External HDD problem
I am using Ubuntu 10.10. I have 2 * 1TB external hard drives for my data backups. These clearly show as 1TB each one, and I have them named as BACKUP01 & BACKUP02. When I try to move a backup of 38GB to one or other of my hard drives I get the message 'Error while copying to "BACKUP01". There is not enough space on the destination. Try to remove files to make space. There is 21.9 GB available, but 38.1 GB is required.' The problem with this message is that there ought to be much more that 21.9 GB left. I have used only 62.3 GB. So bearing in mind that the disk is one terrabyte and that there is 62.3 GB used, I ought to have 947.7 GB free space, not 21.9GB. I am trying hard to work out what is going on here. The only thing I can think of is that past deletes although they may have freed up the logical space, have not freed up the physical space. I have not come across this type of thing before. Normally the elimination of logical files should have cause the equivalent free up of physical space.

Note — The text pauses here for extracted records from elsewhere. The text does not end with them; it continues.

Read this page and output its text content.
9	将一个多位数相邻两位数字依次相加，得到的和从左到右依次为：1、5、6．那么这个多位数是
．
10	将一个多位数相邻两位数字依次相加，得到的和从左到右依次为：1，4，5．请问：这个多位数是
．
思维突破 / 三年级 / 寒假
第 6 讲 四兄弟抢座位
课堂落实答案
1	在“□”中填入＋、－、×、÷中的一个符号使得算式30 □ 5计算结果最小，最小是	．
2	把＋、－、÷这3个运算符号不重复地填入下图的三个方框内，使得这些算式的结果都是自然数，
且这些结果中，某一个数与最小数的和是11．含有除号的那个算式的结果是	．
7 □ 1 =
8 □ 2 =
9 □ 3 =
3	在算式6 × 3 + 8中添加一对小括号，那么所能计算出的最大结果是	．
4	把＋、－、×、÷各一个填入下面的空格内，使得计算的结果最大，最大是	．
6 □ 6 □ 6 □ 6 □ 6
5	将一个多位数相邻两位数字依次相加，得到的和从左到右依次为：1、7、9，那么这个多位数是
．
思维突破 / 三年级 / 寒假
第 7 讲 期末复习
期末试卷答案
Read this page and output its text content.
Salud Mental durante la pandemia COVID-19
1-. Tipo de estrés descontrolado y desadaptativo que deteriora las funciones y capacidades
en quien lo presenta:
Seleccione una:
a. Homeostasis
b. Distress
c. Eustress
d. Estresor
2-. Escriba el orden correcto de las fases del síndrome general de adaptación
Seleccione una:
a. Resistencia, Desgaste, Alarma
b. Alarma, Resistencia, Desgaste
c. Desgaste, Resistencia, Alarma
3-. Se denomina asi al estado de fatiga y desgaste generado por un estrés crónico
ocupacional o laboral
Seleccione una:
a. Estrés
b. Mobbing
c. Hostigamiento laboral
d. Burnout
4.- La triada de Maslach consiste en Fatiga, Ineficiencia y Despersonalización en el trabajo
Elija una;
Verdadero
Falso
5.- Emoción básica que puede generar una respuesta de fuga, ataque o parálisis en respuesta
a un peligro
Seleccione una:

I would be interested in getting behind the graphical interface and seeing what might be going on. I do not know enough about unix type commands to even know how to navigate to what is my external hard drive. I am thinking of opening a terminal session and navigating to the external hard drive and seeing what occupancy there actually is, but I am finding it easy to imagine but dificult to execute. For instance in windows disks have a letter identifying them, and if my external HDD were X:\ I would just write X: and I would be there. This does not seem available in Linux
1. My actual problem is some kind of mis-reported disk occupancy
2. My handicap to self help is not being able to navigate to the disk in the terminal window
I would appreciate your help on both issues. I recognise that Linux is the better operating system, but it seems to me that the windows command prompt is more intuitive to use and navigate round the file system. But that may be just that I am used to it through work, though I gave up on Windows at home years ago.